I want http://bugs.python.org/issue15216 is merged in 3.7.
It allows application select error handler by straightforward API.
So, the problem is "which should be default"?

* Program like `ls` can opt-in surrogateescape.
* Program want to output valid UTF-8 can opt-out surrogateescape.

And I feel former is better, regarding to Python's Zen.
But it's not a strong opinion.

>
>> In output case, surrogateescape is weaker than strict, but it only allows
>> surrgateescaped binary.  If program carefully use surrogateescaped decode,
>> surrogateescape on stdout is safe enough.
>
> What do you mean that "carefully use surrogateescaped decode"?
>
> The rationale for using surrogateescape on stdout is to support this use case:
> https://www.python.org/dev/peps/pep-0540/#list-a-directory-into-stdout

Application which is intended to output surrogateescaped data (filenames) should
use surrogateescape, surely.

But some application is intended to live in UTF-8 world.
For example, think about application reads UTF-8 CSV, and insert it
into database.

When there is CSV encoded by Shift_JIS accidentally, and it is passed to stdin,
error is better than insert it into database silently.

>
>> On the other hand, surrogateescape is very weak for input.  It accepts
>> arbitrary bytes.
>> It should be used carefully.
>
> In my experience with the Python bug tracker, almost nobody
> understands Unicode and locales. For the "Producer-consumer model
> using pipes" use case, encoding issues of Python 3.6 can be a blocker
> issue. Some developers may prefer a different programming language
> which doesn't bother them with Unicode: basicall, *all* other
> programming languages, no?
>

I agree.  Some developer prefer other language (or Python 2) to Python 3,
because of "Unicode by default doesn't fit to POSIX".

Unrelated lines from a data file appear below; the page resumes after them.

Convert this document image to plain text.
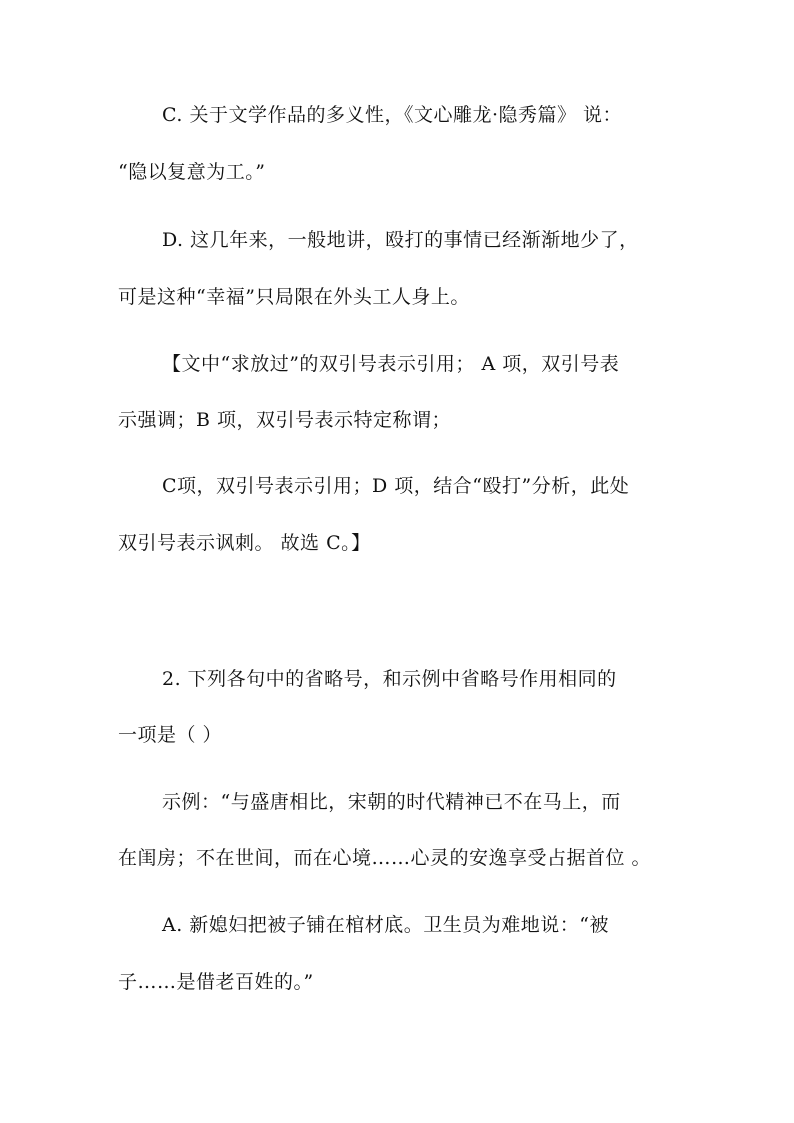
C. 关于文学作品的多义性，《文心雕龙·隐秀篇》 说：
“隐以复意为工。”
D. 这几年来，一般地讲，殴打的事情已经渐渐地少了，
可是这种“幸福”只局限在外头工人身上。
【文中“求放过”的双引号表示引用； A 项，双引号表
示强调；B 项，双引号表示特定称谓；
C项，双引号表示引用；D 项，结合“殴打”分析，此处
双引号表示讽刺。 故选 C。】
2. 下列各句中的省略号，和示例中省略号作用相同的
一项是（ ）
示例：“与盛唐相比，宋朝的时代精神已不在马上，而
在闺房；不在世间，而在心境……心灵的安逸享受占据首位 。
A. 新媳妇把被子铺在棺材底。卫生员为难地说：“被
子……是借老百姓的。”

Both of "strict by default" and "weak by default" have downside.

>
>> But I agree different encoding handler between stdin/stdout is not beautiful.
>> That's why I'm ±0.
>
> That's why there are two modes: UTF-8 and UTF-8 Strict. But I'm not
> 100% sure yet, on which encodings and error handlers should be used
> ;-) I started to play with my PEP 540 implementation. I already had to
> update the PEP 540 and its implementation for Windows. On Windows,
> os.fsdecode/fsencode now uses surrogatepass, not surrogateescape
> (Python 3.5 uses strict on Windows).
>
> Victor